The company also said that by using EUV it achieved better pattern fidelity and less variability at these dimensions. The company achieved a 70 percent better pattern fidelity versus current 193nm ArF immersion scanner with multi-patterning, an advantage that could be translated in better manufacturing yields.
In addition, Samsung said that with EUV at 7nm, it can fabricate contacts and some metal layers with a single step rather than using 193nm ArFi with multiple exposures. Samsung has previously said this will reduce mask steps by at least 25 percent and now it is in posiiton to say that its 7nm technology with EUV will revive the "cost-effectiveness of cutting-edge technolgy." But this cost advantage may hinge on a number of factors including the development of a better EUV pellicles to protect masks from contamination, the dose required to avoid random defects, and new inspection tools to find and repair tiny defects.
Samsung produced 256Mb high-density SRAM test chips using the 7nm platform and achieved yields of more than 50% with good operation. The company also produced a 7nm application processor with a quad-core CPU, six-core GPU and SRAM caches that was fully operational. The 7nm EUV technolgy will deliver 20-30 percent higher transistor performance and use 30-50% lower power, according to Samsung.
The South Korean company plans to start risk production of 7nm later this year. This means that full volume production could start sometime during the first half of 2019, so it seems unlikely that 7nm will be ready in time to produce application processors for the Samsung Galaxy S10 next spring.
Rival Taiwan Semiconductor Manufacturing Co Ltd (TSMC), the world's largest contract chipmaker, has chosen to get 7nm to market faster using current lithography tools. Its first 7nm process, CLN7FF, is already in volume production and TSMC says it has more than a dozen customers and expects to tapeout more than 50 designs by the end of the year for a variety of chips including mobile application processors, server CPUs, graphics processors, FPGAs, network processors and AI accelerators.

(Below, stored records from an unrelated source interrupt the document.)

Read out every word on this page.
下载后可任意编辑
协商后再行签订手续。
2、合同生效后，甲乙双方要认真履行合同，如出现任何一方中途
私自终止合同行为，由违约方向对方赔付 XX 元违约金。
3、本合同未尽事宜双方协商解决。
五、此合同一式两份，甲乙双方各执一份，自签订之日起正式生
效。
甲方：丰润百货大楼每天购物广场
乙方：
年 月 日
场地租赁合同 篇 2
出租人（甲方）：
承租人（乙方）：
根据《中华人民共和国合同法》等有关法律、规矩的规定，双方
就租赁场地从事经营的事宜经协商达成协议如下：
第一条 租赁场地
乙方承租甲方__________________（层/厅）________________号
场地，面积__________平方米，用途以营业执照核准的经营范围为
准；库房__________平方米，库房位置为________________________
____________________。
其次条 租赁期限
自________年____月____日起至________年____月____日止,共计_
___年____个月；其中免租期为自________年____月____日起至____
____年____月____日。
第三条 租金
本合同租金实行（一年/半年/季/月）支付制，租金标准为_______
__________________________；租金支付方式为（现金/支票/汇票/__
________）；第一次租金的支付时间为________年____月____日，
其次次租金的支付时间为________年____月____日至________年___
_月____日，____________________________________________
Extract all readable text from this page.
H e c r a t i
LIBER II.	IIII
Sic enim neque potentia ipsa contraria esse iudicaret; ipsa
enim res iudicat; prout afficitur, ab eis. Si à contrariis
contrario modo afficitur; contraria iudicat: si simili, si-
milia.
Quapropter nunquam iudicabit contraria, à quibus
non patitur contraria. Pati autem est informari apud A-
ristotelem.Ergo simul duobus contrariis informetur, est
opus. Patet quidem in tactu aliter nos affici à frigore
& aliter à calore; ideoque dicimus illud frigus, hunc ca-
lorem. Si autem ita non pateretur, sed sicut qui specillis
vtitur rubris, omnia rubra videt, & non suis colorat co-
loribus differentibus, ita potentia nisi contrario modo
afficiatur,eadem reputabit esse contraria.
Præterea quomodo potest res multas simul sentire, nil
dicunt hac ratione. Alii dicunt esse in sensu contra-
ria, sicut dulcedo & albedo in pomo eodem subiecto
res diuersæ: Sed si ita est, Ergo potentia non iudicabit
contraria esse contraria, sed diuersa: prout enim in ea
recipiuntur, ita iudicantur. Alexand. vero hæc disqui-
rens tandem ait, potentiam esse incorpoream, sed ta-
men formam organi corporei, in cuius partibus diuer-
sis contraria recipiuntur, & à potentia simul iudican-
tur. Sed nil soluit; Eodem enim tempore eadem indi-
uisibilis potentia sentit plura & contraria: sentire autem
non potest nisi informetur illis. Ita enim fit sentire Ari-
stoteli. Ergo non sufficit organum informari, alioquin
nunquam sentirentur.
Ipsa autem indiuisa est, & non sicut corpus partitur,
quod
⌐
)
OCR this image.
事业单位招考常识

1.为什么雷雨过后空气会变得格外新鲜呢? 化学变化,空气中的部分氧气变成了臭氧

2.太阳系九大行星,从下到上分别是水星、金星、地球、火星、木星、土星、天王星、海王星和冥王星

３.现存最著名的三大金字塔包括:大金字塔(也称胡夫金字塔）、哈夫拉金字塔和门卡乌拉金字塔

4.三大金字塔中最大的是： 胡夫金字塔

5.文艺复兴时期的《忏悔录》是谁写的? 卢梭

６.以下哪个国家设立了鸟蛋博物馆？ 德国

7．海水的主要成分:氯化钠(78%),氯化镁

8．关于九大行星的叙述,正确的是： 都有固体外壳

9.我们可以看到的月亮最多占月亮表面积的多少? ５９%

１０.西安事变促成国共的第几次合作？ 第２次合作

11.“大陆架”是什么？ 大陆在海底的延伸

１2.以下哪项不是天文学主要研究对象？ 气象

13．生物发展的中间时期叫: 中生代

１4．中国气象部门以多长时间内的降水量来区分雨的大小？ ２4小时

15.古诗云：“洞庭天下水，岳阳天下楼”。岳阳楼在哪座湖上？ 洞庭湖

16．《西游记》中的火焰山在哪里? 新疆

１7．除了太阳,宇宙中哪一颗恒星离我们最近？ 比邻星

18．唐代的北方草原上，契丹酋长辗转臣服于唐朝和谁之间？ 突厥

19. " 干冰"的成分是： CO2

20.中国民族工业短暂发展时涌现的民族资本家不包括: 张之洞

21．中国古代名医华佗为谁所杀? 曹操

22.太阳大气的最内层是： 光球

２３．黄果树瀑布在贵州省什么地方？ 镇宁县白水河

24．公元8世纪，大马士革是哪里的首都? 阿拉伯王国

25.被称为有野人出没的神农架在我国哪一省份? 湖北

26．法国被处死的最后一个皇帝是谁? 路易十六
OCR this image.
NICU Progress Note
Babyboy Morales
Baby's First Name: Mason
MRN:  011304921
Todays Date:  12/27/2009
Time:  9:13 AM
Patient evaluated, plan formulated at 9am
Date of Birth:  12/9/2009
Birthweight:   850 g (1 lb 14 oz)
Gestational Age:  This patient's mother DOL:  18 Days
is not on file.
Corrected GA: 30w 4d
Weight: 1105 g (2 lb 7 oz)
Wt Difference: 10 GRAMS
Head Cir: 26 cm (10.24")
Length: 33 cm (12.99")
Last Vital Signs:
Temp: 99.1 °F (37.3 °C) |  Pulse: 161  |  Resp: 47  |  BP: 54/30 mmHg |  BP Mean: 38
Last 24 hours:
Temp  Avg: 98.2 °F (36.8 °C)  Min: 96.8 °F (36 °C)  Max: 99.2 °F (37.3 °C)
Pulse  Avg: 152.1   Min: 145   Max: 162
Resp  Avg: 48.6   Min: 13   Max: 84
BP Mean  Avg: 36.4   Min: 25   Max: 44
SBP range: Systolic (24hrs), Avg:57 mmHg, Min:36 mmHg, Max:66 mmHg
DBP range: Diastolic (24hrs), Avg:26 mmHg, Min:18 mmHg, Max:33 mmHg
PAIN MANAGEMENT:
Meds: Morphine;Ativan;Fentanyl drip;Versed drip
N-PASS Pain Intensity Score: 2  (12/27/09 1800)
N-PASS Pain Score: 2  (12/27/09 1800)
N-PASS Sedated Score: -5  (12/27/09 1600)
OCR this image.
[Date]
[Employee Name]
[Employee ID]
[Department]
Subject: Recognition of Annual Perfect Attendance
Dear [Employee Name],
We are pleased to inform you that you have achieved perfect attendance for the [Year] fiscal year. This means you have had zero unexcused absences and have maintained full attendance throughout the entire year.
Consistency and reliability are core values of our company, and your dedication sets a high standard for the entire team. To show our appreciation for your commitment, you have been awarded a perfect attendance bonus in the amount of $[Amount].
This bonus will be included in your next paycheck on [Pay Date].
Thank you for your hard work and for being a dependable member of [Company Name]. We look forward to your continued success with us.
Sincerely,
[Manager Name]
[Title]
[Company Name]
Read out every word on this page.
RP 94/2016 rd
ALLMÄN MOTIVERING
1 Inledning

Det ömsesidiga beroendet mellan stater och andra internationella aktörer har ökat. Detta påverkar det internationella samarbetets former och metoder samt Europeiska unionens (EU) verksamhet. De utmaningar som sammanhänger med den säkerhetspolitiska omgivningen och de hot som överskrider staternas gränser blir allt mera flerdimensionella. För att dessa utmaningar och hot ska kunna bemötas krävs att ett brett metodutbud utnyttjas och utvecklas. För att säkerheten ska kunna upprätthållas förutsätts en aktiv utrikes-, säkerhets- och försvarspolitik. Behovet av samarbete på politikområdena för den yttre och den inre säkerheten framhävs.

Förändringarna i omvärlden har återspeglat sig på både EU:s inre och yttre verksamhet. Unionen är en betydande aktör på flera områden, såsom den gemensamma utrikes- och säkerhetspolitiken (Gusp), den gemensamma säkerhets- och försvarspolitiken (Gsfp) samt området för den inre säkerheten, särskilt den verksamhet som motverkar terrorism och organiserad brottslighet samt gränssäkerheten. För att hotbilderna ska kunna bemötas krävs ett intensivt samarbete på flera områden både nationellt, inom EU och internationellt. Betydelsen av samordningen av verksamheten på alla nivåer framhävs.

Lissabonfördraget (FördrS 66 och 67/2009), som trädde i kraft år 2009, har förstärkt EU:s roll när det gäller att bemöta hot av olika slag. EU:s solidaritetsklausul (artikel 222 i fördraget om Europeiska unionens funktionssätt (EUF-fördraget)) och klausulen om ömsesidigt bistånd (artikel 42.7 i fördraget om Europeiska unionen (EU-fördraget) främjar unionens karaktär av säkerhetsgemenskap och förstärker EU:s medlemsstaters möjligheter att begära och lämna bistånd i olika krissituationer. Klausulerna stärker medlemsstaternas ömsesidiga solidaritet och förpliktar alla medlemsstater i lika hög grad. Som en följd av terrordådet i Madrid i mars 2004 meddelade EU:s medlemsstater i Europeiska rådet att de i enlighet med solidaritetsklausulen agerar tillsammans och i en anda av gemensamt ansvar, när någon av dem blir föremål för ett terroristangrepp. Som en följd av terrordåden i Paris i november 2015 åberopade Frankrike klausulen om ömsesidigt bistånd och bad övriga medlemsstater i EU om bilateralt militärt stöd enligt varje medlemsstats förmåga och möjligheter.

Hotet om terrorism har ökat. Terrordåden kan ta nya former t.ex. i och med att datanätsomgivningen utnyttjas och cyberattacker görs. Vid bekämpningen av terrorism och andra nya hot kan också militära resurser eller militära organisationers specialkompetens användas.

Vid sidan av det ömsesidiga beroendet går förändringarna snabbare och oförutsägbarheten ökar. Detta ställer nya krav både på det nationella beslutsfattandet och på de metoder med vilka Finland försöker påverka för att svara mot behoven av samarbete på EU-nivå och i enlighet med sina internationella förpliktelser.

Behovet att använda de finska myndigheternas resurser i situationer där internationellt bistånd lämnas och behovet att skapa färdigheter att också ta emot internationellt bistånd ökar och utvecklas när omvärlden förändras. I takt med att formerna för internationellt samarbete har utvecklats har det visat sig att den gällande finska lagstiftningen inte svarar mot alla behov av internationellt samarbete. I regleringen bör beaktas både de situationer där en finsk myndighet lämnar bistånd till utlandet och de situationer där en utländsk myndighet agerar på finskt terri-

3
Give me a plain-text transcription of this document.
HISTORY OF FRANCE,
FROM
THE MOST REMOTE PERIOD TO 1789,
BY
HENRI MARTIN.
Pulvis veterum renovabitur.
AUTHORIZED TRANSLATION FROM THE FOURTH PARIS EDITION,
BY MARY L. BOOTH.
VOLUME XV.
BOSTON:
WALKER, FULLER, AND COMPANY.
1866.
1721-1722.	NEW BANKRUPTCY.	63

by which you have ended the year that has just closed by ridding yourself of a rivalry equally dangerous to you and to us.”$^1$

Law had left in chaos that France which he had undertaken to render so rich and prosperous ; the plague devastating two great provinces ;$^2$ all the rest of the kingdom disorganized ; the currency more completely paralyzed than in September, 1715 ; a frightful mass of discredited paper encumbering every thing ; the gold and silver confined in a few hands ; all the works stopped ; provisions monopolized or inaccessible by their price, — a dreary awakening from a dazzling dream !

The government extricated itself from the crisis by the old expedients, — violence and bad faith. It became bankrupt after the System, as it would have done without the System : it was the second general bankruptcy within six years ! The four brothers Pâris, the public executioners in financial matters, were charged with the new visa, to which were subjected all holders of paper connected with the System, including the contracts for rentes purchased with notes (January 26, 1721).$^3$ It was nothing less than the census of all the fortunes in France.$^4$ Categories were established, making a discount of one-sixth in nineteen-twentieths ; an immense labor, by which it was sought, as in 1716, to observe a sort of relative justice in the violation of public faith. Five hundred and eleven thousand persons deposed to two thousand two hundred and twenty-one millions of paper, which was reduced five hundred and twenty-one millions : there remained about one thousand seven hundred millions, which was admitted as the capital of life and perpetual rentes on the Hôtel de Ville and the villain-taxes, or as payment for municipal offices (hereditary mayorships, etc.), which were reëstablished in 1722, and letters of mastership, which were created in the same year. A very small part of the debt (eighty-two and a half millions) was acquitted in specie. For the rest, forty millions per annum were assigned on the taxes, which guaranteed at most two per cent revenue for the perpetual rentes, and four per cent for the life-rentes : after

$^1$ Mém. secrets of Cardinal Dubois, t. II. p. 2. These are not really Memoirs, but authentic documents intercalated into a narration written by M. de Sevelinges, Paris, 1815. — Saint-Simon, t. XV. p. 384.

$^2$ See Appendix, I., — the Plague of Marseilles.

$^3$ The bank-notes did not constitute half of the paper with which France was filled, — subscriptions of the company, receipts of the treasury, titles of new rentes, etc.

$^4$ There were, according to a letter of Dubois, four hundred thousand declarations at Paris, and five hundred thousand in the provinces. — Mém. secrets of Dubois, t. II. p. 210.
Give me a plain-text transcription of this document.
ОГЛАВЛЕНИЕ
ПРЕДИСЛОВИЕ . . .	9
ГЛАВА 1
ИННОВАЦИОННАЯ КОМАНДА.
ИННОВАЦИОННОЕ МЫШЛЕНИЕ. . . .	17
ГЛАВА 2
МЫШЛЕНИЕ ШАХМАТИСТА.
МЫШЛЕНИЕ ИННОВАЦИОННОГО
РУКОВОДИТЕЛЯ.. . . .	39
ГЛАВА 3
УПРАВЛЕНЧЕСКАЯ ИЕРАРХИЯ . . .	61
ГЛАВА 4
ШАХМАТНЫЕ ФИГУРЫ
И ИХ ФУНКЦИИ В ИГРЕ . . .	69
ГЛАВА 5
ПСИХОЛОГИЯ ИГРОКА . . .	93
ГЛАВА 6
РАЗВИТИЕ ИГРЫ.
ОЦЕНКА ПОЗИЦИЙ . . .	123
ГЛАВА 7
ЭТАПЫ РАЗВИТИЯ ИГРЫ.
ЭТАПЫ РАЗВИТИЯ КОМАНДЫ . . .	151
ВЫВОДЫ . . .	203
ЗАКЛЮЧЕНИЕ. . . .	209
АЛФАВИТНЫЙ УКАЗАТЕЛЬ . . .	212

Apple's A12 processor for the next family of iPhones could be also made using the 7nm process, CLN7FF process.
TSMC has compared CLN7FF with its 16nm technology (CLN16FF+) where it promises a 70% shrink, and either a 30% boost in performace or a 60% reduction in power. Next year, TSMC plans to roll out an enhanced 7nm processor (CLN7FF+) using EUV for some steps. That one will provide an additional 20% shrink and use 10% less power.
The chipmaker plans to start mass production using the 5nm manufacturing process late next year or in early 2020, CEO and vice chairman C.C. Wei said yesterday. The company is to spend NT$750 billion (US$24.75 billion) to build a plant in the Southern Taiwan Science Park in Tainan, construction of which started earlier this year, Wei said at a TSMC technology forum in Hsinchu.
The plant's annual production is expected to surpass 1 million 12-inch silicon wafers, he said.
TSMC's total output for this year is forecast to reach 12 million 12-inch equivalent wafers, with products on the 7nm and 10nm processes to double from last year, he said.
GlobalFoundries announced its first 7nm process at IEDM late last year. The foundry is using ArFi with quadruple patterning, which should soon be in risk production and will be in mass production sometime in 2019. This 7LP process will be used to manufacture AMD and IBM processors.
The 7LP process has a fin pitch of 30nm and gate pitch of 56nm, and the SRAM cell size measures 0.0269 square microns. Overall GlobalFoundries promises 40 percent better transistor performance and a 30 percent cost reduction, compared to the GF's current 14nm process.
Intel expects to start production of 10nm mainstream processors sometime in 2019. This 10nm process also uses ArF immersion with self-aligned quadruple patterning. The 10nm process has a fin pitch of 34nm and gate pitch of 54nm, and a SRAM cell size of 0.0312 square microns.